Юшка, одурманенный тягостным видением, окаменел на скамейке, только губы шевелились и глаза тускло тлели. Федору было муторно рядом с ним, страшновато. Словно заставляли разглядывать что-то потаенное, что ему рано или ненужно было знать.
— А тут вечером, Макаровны не было, вижу, знаки мне делает, подойди, мол, поближе. Я испугался. Вот ей-богу! Стою, будто ноги к полу приросли. Но пересилился. Чего, говорю, дедуня, чайку, может, попьешь? Он говорит: ты часы вон те, луковицу серебряную, будешь в городе, отдай от меня Федору Петровичу… Он о тебе до самой смерти помнил. Слышишь?!
— Слышу, слышу.
— Чаем я его все же напоил. Отругал напоследок за паникерство. Он веселый был, шутил. Макаровна вернулась, он уж уснул. Так боле и не проснулся. Самая хорошая смерть…
Юшка сильно вспотел, достал огромный платок, вроде скатерти, развернул, аккуратно протер лицо.
— Опаздываем! — в который раз предупредил Федор. Ему хотелось остаться одному.
Он и не предполагал, что еще не раз в своей жизни встретится с Юшкой и что старик Михалыч еще не раз в крутую минуту протянет ему издалека дружественную руку. Тоска по Анюте, отступившая в тень на несколько часов, обрушилась на него и чуть не расплющила об асфальт. Это было как потеря пульса, как беспамятство. Имя "Анюта" всплыло в его мозгу, взорвалось, подобно шаровой молнии, и заслонило солнце на долгие века.
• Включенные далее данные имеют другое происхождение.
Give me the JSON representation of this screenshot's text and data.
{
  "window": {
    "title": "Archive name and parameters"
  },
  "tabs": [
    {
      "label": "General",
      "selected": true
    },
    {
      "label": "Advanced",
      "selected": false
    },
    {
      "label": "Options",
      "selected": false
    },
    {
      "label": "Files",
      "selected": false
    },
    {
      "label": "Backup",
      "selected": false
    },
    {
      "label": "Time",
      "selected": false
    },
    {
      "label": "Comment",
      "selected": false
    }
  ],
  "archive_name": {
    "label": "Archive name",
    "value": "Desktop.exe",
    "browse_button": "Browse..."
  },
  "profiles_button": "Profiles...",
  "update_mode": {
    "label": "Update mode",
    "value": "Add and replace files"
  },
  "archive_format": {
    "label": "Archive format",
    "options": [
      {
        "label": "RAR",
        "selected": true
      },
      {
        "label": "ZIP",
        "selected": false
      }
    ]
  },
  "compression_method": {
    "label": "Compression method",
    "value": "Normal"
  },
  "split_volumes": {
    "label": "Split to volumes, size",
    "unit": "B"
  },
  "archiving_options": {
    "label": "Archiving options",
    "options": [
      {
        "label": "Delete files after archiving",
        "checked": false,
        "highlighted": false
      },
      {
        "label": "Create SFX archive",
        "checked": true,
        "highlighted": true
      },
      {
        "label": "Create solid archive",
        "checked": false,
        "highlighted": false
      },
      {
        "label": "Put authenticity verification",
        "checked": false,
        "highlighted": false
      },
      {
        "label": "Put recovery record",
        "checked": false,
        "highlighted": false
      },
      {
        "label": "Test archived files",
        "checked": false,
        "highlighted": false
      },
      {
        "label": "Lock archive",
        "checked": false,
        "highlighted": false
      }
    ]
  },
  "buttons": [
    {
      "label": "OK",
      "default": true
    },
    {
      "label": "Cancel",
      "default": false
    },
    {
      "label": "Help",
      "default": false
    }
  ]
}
— Эй! — удивился Юшка. — Ты чего дергаешься? Чего ты?
Федор проводил приятеля на вокзал, посадил в поезд. Юшка курил, пряча огонь сигареты в ладонь, как разведчик. Он сказал на прощание:
— Ты деду полюбился, Федор! И я тебе, если хочешь, другом буду. Что попросишь, все сделаю!
— Что мне надо, не сделаешь, — усмехнулся Федор.
— Говори!
— Да я шучу. Прощай, старина!
Когда поезд тронулся, он остро пожалел, что не уговорил Юшку задержаться хотя бы на денек. В последнюю минуту чуть не вскочил на подножку набирающего ход состава, но остался. Это был еще не тот день, когда он мог бестрепетно покинуть город и все, что с ним связано.
Зима накатила ранними снегопадами и студеными ветрами. Припущенные белой изморозью деревья, когда Федор задерживал на них взгляд, приобретали очертания Анютиного белого халата. Она хитро пряталась от него в изгибах ветвей. И все же печаль его постепенно расплескивалась, истаивала, уже напоминая истомную слабость выздоравливающего больного. "Неужели и правда все проходит? — думал он. — Любовь проходит, и горе, и радость? Но тогда — что же? Тогда зачем все? Чего стоят наши страдания, если их можно прожить и забыть?"